Trump is going to face trial in the Senate starting Tuesday. Justice John Roberts swore every single Senator to impartiality. What a waste of his time. If I had any illusions that any of the GOP Senators would vote to remove Trump, I despaired at Rachel Maddow's reminder tonight that Vice President Mike Pence is also implicated in the Ukraine scandal. Of course, that was already well-known by anyone with even a passing interest in politics. But Lev Parnas affirmed it.

The third in line to the presidency is the Speaker of the House, Nancy Pelosi. Republicans will never, ever make her the president for even a single lame-duck year.

All the GOP Senators know that their careers depend on Trump beating the rap. Which of us, when given a choice between saving our jobs or making a fair verdict wouldn't choose saving our jobs? Or at least revise our definitions of fairness and impartiality?

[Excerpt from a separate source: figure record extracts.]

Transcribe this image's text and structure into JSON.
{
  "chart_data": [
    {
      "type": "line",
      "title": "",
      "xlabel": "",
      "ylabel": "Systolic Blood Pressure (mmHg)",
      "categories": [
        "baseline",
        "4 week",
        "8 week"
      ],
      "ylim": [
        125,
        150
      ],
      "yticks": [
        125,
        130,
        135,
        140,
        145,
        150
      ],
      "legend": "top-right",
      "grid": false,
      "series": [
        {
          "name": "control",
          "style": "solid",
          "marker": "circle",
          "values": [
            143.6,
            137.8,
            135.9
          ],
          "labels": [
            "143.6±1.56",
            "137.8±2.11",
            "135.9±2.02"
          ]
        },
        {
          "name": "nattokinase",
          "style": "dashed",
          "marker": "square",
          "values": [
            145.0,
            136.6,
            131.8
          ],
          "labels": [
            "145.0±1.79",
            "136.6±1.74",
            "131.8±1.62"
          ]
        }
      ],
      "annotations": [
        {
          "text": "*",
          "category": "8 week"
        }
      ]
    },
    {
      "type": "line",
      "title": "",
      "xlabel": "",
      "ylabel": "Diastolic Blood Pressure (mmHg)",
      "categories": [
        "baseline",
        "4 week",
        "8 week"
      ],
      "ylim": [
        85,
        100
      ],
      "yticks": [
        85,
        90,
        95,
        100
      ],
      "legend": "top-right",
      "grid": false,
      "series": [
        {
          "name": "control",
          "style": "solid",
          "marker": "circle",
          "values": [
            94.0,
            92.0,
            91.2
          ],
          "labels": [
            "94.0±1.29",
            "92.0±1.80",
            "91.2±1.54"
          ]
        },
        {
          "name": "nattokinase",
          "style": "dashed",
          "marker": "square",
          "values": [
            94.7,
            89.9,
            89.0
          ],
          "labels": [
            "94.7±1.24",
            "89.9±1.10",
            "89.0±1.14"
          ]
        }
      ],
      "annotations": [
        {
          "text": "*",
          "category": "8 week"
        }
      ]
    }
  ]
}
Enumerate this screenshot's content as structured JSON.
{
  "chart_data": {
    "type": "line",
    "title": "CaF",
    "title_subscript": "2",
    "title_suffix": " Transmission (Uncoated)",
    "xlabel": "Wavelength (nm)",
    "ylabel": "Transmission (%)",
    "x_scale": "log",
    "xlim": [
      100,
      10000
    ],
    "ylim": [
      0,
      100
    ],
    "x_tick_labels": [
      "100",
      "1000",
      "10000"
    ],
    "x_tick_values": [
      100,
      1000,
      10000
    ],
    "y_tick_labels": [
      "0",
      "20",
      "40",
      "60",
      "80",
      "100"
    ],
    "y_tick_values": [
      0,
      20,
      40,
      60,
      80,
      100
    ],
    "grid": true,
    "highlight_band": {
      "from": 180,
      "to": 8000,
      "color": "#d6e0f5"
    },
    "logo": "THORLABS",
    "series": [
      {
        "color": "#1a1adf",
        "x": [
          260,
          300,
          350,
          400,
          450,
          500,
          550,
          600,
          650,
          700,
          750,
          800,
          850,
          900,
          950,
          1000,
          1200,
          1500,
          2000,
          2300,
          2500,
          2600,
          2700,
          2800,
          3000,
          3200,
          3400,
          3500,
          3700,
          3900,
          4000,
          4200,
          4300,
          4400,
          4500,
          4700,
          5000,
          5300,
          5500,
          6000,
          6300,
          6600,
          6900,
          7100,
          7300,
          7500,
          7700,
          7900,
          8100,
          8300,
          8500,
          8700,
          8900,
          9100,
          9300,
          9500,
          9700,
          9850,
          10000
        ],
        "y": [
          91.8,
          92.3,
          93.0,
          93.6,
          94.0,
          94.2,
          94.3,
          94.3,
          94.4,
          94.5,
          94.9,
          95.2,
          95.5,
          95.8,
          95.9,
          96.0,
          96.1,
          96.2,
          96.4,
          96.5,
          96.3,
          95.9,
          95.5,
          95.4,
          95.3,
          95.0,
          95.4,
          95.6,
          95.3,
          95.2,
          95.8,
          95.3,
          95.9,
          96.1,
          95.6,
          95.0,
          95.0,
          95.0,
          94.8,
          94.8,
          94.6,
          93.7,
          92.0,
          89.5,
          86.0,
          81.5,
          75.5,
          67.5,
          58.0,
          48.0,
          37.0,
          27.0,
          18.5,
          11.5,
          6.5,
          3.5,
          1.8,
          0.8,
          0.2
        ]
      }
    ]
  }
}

Not that I have sympathy for anyone who's put themselves in that dilemma. If the GOP weren't so pro-corruption now they wouldn't find themselves voting for corruption. They wouldn't be voting to put Trump beyond reach of any justice or oversite.

If Trump is still running the country in another month, expect his corruption to increase and his behavior to deteriorate. According to Barbara Res, who ran the Trump Organization for years, "Once he gets through this, and he probably will, he will exact revenge on a lot of people." (The quote is her last line in the linked video).